One roadblock that appears when attempting to reproduce an analysis stems from differences in behavior between versions of packages used in the analysis. Analyses that once worked with specific dependency versions can stop working altogether with later versions. Guessing which version one must use to reproduce an analysis—or even to get it to run at all—can feel like playing a game of ‘package Battleship’. Proper use of dependency management tools such as Packrat (https://rstudio.github.io/packrat/) and Conda (https://conda.io/) can eliminate these difficulties both for the authors and others seeking to build on the work by tracking which versions of packages are used.

Authors may also wish to consider containerization for managing dependencies. Container systems such as Docker11 allow authors to specify the system state in which to run their code more precisely than just versions of key software packages. Containerization provides better guarantees of reproducing a precise software environment, but this very fact can also facilitate code that will not tolerate even modest environment changes. That brittleness can make it more difficult for future researchers to build on the original analysis. Therefore, we recommend that authors using containers also ensure that their code works on the latest version of at least one operating system distribution. Furthermore, containers do not fully insulate the running environment from the underlying hardware. Authors expecting bit-for-bit reproducibility from their containers may find that graphics processing unit (GPU)-accelerated code fails to yield identical results on other machines due to the presence of different hardware or drivers.

Knowing the steps to run an analysis is a crucial part of reproducing it, yet this knowledge is often not formally recorded. It takes far less time for the original authors to document factors such as the order of analysis components or information about the computers used than for a third-party analyst attempting to reproduce the work to determine that information on their own. Accordingly, the silver standard requires that authors record the order in which one should run their analysis components, the operating system version used to produce the work and the time taken to run the code. Authors must also list the system resources that yielded that time, such as the model and number of central processing units (CPUs) and GPUs and the amount of CPU RAM and GPU RAM required. Authors may record the order in which one should run components: (1) in a README file within the code repository; (2) by adding numbers to the beginning of each script’s name to denote their order of execution; or (3) by providing a script to run them in order. Authors must include details on the operating system, wall clock and CPU running time, and system resources used both within the body of the manuscript and in the README.

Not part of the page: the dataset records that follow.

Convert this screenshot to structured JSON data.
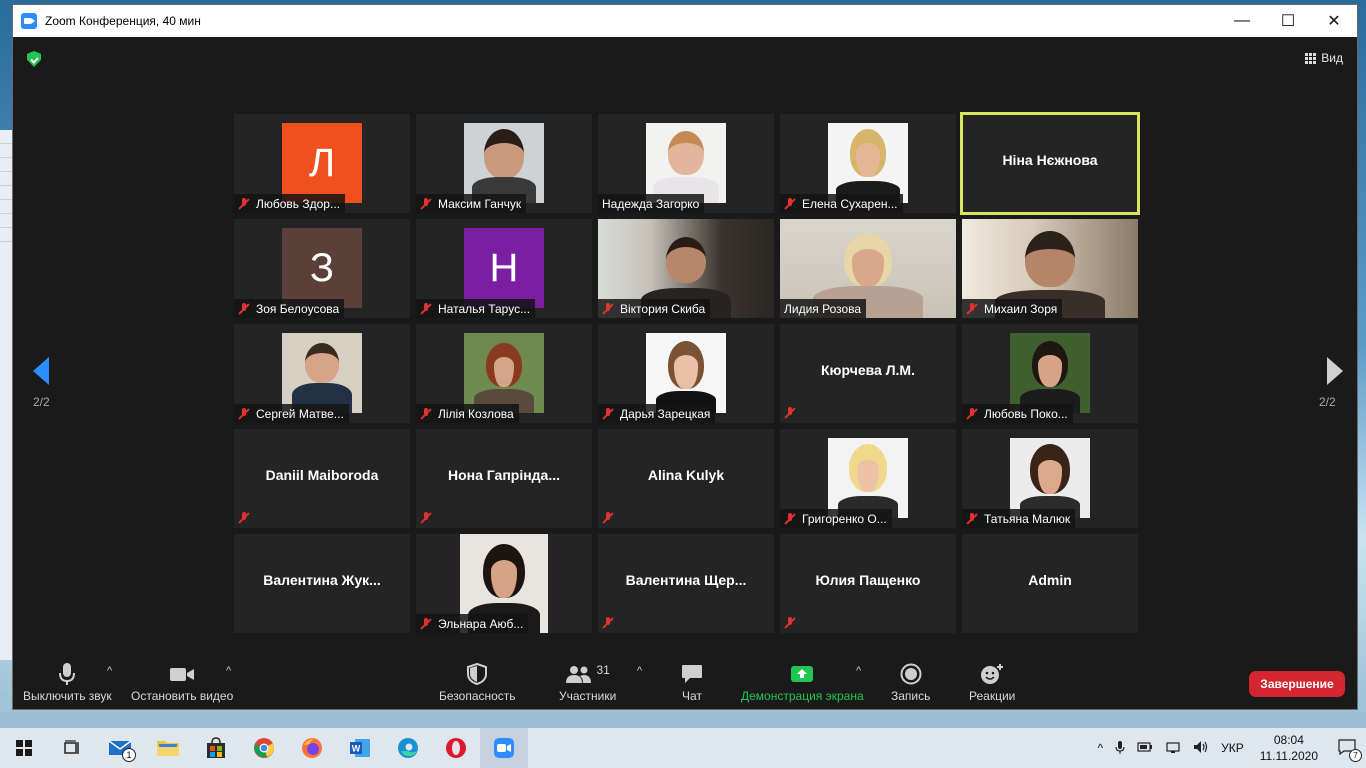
{
  "window": {
    "title": "Zoom Конференция, 40 мин",
    "controls": {
      "minimize": "—",
      "maximize": "☐",
      "close": "✕"
    }
  },
  "header": {
    "view_label": "Вид",
    "security_icon": "shield-check-icon"
  },
  "navigation": {
    "page_left": "2/2",
    "page_right": "2/2"
  },
  "participants": [
    {
      "name": "Любовь Здор...",
      "type": "letter",
      "letter": "Л",
      "color": "#f0501e",
      "muted": true
    },
    {
      "name": "Максим Ганчук",
      "type": "photo",
      "muted": true
    },
    {
      "name": "Надежда Загорко",
      "type": "photo",
      "muted": false
    },
    {
      "name": "Елена Сухарен...",
      "type": "photo",
      "muted": true
    },
    {
      "name": "Ніна Нєжнова",
      "type": "name",
      "active": true,
      "muted": false
    },
    {
      "name": "Зоя Белоусова",
      "type": "letter",
      "letter": "З",
      "color": "#5a4038",
      "muted": true
    },
    {
      "name": "Наталья Тарус...",
      "type": "letter",
      "letter": "Н",
      "color": "#7b1fa2",
      "muted": true
    },
    {
      "name": "Віктория Скиба",
      "type": "video",
      "muted": true
    },
    {
      "name": "Лидия Розова",
      "type": "video",
      "muted": false
    },
    {
      "name": "Михаил Зоря",
      "type": "video",
      "muted": true
    },
    {
      "name": "Сергей Матве...",
      "type": "photo",
      "muted": true
    },
    {
      "name": "Лілія Козлова",
      "type": "photo",
      "muted": true
    },
    {
      "name": "Дарья Зарецкая",
      "type": "photo",
      "muted": true
    },
    {
      "name": "Кюрчева Л.М.",
      "type": "name",
      "muted": true
    },
    {
      "name": "Любовь Поко...",
      "type": "photo",
      "muted": true
    },
    {
      "name": "Daniil Maiboroda",
      "type": "name",
      "muted": true
    },
    {
      "name": "Нона  Гапрінда...",
      "type": "name",
      "muted": true
    },
    {
      "name": "Alina Kulyk",
      "type": "name",
      "muted": true
    },
    {
      "name": "Григоренко О...",
      "type": "photo",
      "muted": true
    },
    {
      "name": "Татьяна Малюк",
      "type": "photo",
      "muted": true
    },
    {
      "name": "Валентина  Жук...",
      "type": "name",
      "muted": false
    },
    {
      "name": "Эльнара Аюб...",
      "type": "photo",
      "muted": true
    },
    {
      "name": "Валентина  Щер...",
      "type": "name",
      "muted": true
    },
    {
      "name": "Юлия Пащенко",
      "type": "name",
      "muted": true
    },
    {
      "name": "Admin",
      "type": "name",
      "muted": false
    }
  ],
  "toolbar": {
    "mute_label": "Выключить звук",
    "video_label": "Остановить видео",
    "security_label": "Безопасность",
    "participants_label": "Участники",
    "participants_count": "31",
    "chat_label": "Чат",
    "share_label": "Демонстрация экрана",
    "record_label": "Запись",
    "reactions_label": "Реакции",
    "end_label": "Завершение",
    "caret": "^"
  },
  "taskbar": {
    "mail_badge": "1",
    "language": "УКР",
    "time": "08:04",
    "date": "11.11.2020",
    "notifications_badge": "7",
    "tray_chevron": "^"
  }
}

The last challenge of this section, randomness, is common in machine-learning analyses. Dataset splitting, neural network initialization and even some GPU-parallelized math used in model training all include elements of randomness. Because model outputs depend heavily on these factors, the pseudorandom number generators used in analyses must be seeded to ensure consistent results. How the seeds are set depends on the language, although authors need to take special care when working with deep-learning libraries. Current implementations often do not prioritize determinism, especially when accelerating operations on GPUs. However, some frameworks have options to mitigate nondeterministic operation (https://pytorch.org/docs/1.8.1/notes/randomness), and future versions may have fully deterministic operation (https://github.com/NVIDIA/framework-determinism). For now, the best way to account for this type of randomness is by publishing trained models. This non-determinism is another reason why the minimal standard requires model publication—reproducing the model using data and code alone may prove impossible.

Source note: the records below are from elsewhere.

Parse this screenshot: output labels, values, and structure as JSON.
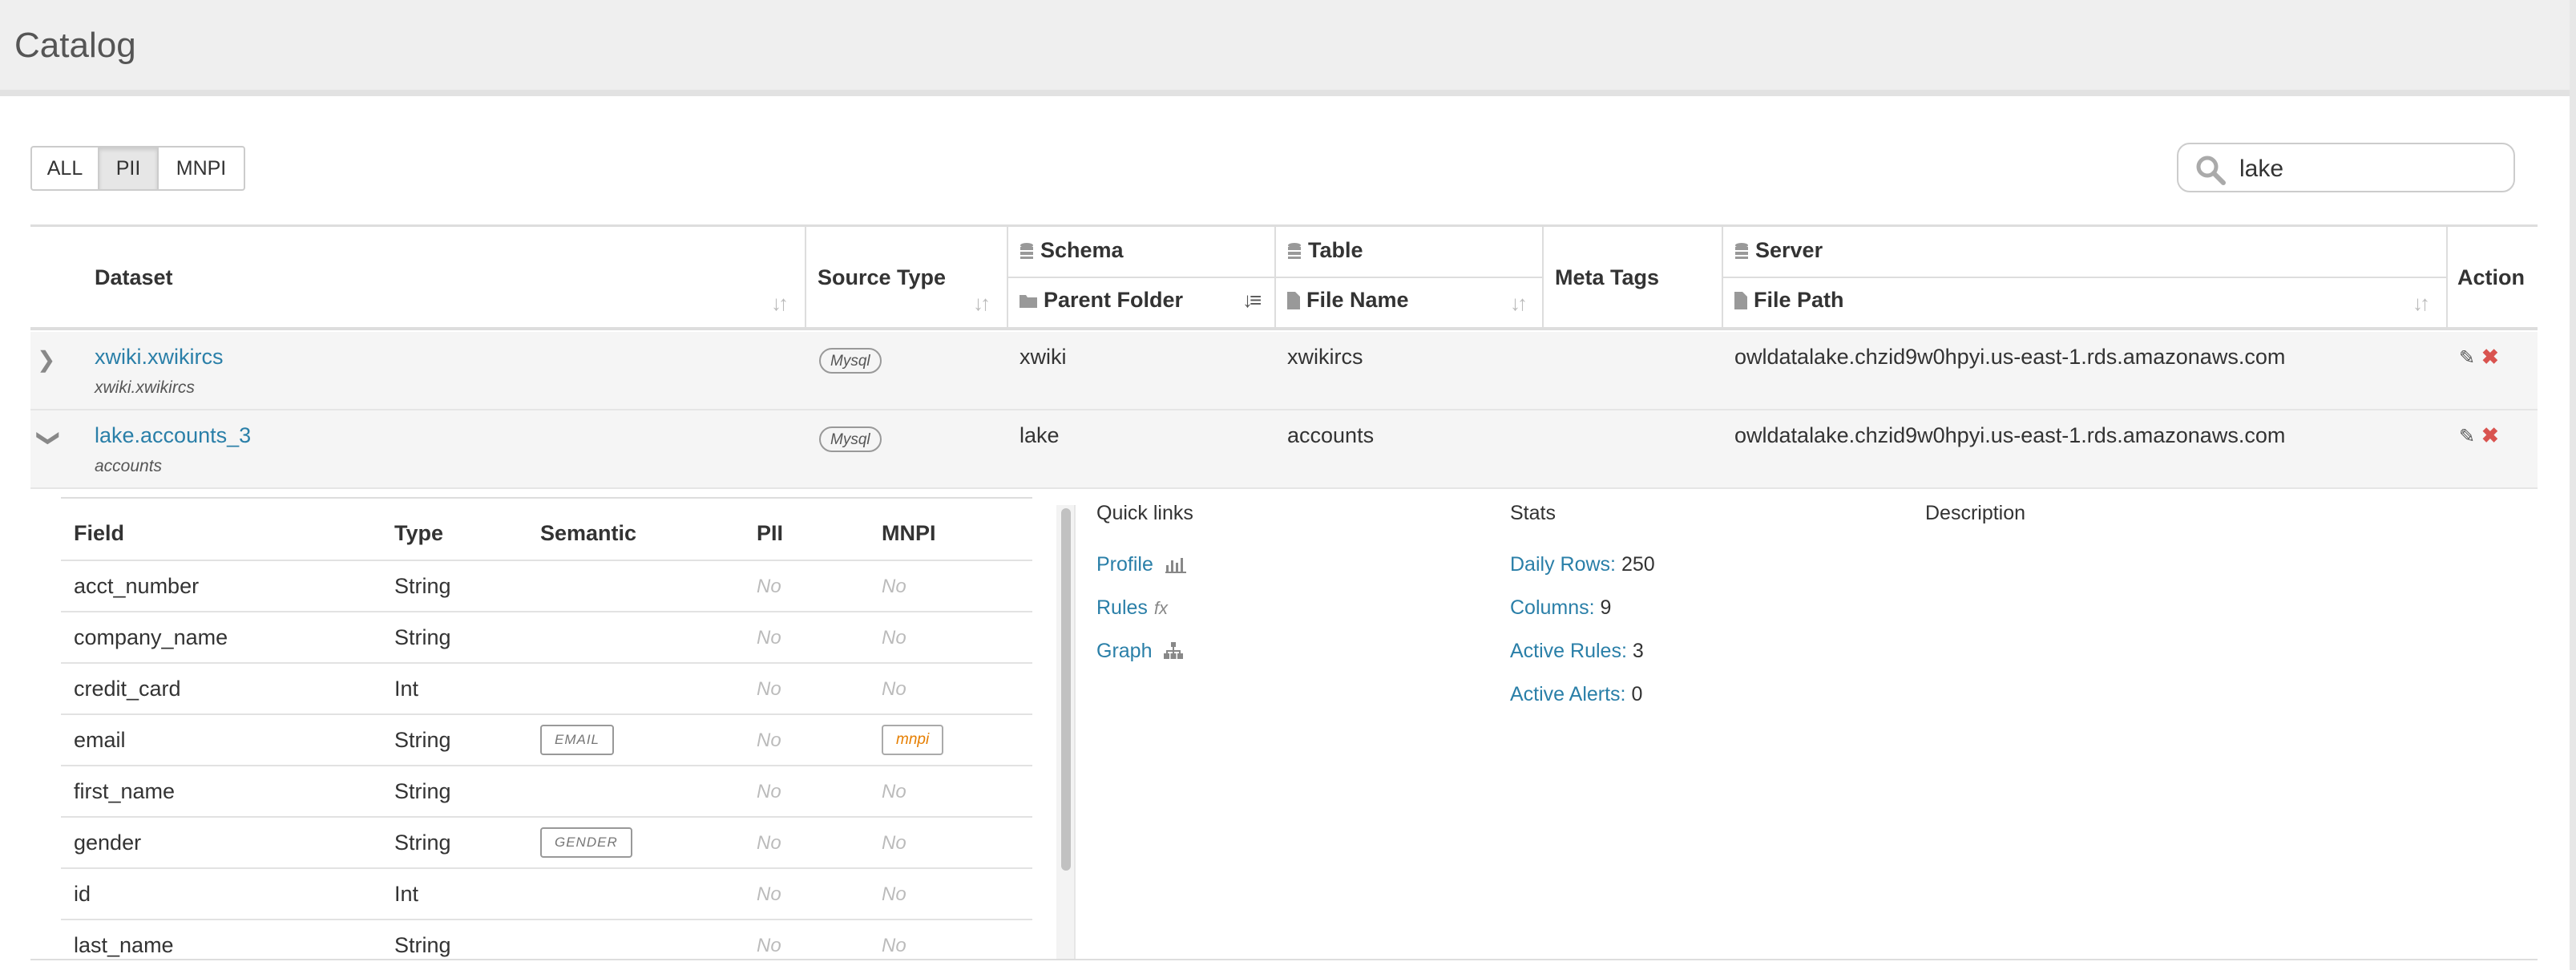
{
  "page": {
    "title": "Catalog"
  },
  "filters": {
    "all": "ALL",
    "pii": "PII",
    "mnpi": "MNPI",
    "active": "PII"
  },
  "search": {
    "value": "lake"
  },
  "table": {
    "headers": {
      "dataset": "Dataset",
      "source_type": "Source Type",
      "schema": "Schema",
      "parent_folder": "Parent Folder",
      "table": "Table",
      "file_name": "File Name",
      "meta_tags": "Meta Tags",
      "server": "Server",
      "file_path": "File Path",
      "action": "Action"
    },
    "rows": [
      {
        "dataset": "xwiki.xwikircs",
        "sub": "xwiki.xwikircs",
        "source": "Mysql",
        "schema": "xwiki",
        "table": "xwikircs",
        "server": "owldatalake.chzid9w0hpyi.us-east-1.rds.amazonaws.com",
        "expanded": false
      },
      {
        "dataset": "lake.accounts_3",
        "sub": "accounts",
        "source": "Mysql",
        "schema": "lake",
        "table": "accounts",
        "server": "owldatalake.chzid9w0hpyi.us-east-1.rds.amazonaws.com",
        "expanded": true
      }
    ]
  },
  "detail": {
    "fields_header": {
      "field": "Field",
      "type": "Type",
      "semantic": "Semantic",
      "pii": "PII",
      "mnpi": "MNPI"
    },
    "fields": [
      {
        "field": "acct_number",
        "type": "String",
        "semantic": "",
        "pii": "No",
        "mnpi": "No",
        "mnpi_tag": ""
      },
      {
        "field": "company_name",
        "type": "String",
        "semantic": "",
        "pii": "No",
        "mnpi": "No",
        "mnpi_tag": ""
      },
      {
        "field": "credit_card",
        "type": "Int",
        "semantic": "",
        "pii": "No",
        "mnpi": "No",
        "mnpi_tag": ""
      },
      {
        "field": "email",
        "type": "String",
        "semantic": "EMAIL",
        "pii": "No",
        "mnpi": "",
        "mnpi_tag": "mnpi"
      },
      {
        "field": "first_name",
        "type": "String",
        "semantic": "",
        "pii": "No",
        "mnpi": "No",
        "mnpi_tag": ""
      },
      {
        "field": "gender",
        "type": "String",
        "semantic": "GENDER",
        "pii": "No",
        "mnpi": "No",
        "mnpi_tag": ""
      },
      {
        "field": "id",
        "type": "Int",
        "semantic": "",
        "pii": "No",
        "mnpi": "No",
        "mnpi_tag": ""
      },
      {
        "field": "last_name",
        "type": "String",
        "semantic": "",
        "pii": "No",
        "mnpi": "No",
        "mnpi_tag": ""
      }
    ],
    "quick_links": {
      "title": "Quick links",
      "profile": "Profile",
      "rules": "Rules",
      "rules_icon": "fx",
      "graph": "Graph"
    },
    "stats": {
      "title": "Stats",
      "daily_rows_label": "Daily Rows:",
      "daily_rows": "250",
      "columns_label": "Columns:",
      "columns": "9",
      "active_rules_label": "Active Rules:",
      "active_rules": "3",
      "active_alerts_label": "Active Alerts:",
      "active_alerts": "0"
    },
    "description": {
      "title": "Description"
    }
  },
  "icons": {
    "search": "search-icon",
    "sort": "sort-icon",
    "database": "database-icon",
    "folder": "folder-icon",
    "file": "file-icon",
    "edit": "edit-icon",
    "delete": "delete-icon",
    "chevron_right": "chevron-right-icon",
    "chevron_down": "chevron-down-icon",
    "bar_chart": "bar-chart-icon",
    "sitemap": "sitemap-icon"
  },
  "colors": {
    "link": "#2a7fa8",
    "delete": "#d9534f",
    "mnpi_tag": "#e67e00"
  }
}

As it is difficult to evaluate the extent to which an analysis follows best practices, we provide three requirements that must be met to achieve the silver standard in reproducibility. First, future users must be able to download and install all software dependencies for the analysis with a single command. Second, the order in which the analysis scripts should be run and how to run them should be documented. Finally, any random elements within the analysis should be made deterministic.

Gold

The gold standard for reproducibility requires the entire analysis to be reproducible with a single command. Achieving this goal requires authors to automate all steps of their analysis, including downloading data, pre-processing data, training models, producing output tables, and generating and annotating figures. Full automation stands in addition to tracking dependencies and making their data and code available. In short, by meeting the gold standard, authors make the burden of reproducing their work as small as possible.

Workflow management software, such as Snakemake12 or Nextflow13, streamline the work of meeting the gold standard. They enable authors to create a series of rules that run all the components in an analysis. While a simple shell script can also accomplish this goal, workflow management software provides several advantages without extra work from the authors. For example, workflow management software can make it easy to restart analyses after errors, parallelize analyses and track the progress of an analysis as it runs.

Caveats

Privacy. Not all data can be publicly released. Some data contain personally identifiable information or are restricted by a data use agreement. In these cases, data should be stored in a controlled access repository14, but the use of controlled access should be explicitly approved by journals to prevent it from becoming another form of ‘data available upon request’. Training models on private data also pose privacy challenges. Models trained with standard workflows can be attacked to extract training data15. Fortunately, model-training methods designed to preserve privacy exist: techniques such as differential privacy16 can help make models resistant to attacks seeking to uncover personally identifiable information, and can be applied with open source libraries such as Opacus (https://opacus.ai/). Researchers working on data with privacy constraints should employ these techniques as a routine practice.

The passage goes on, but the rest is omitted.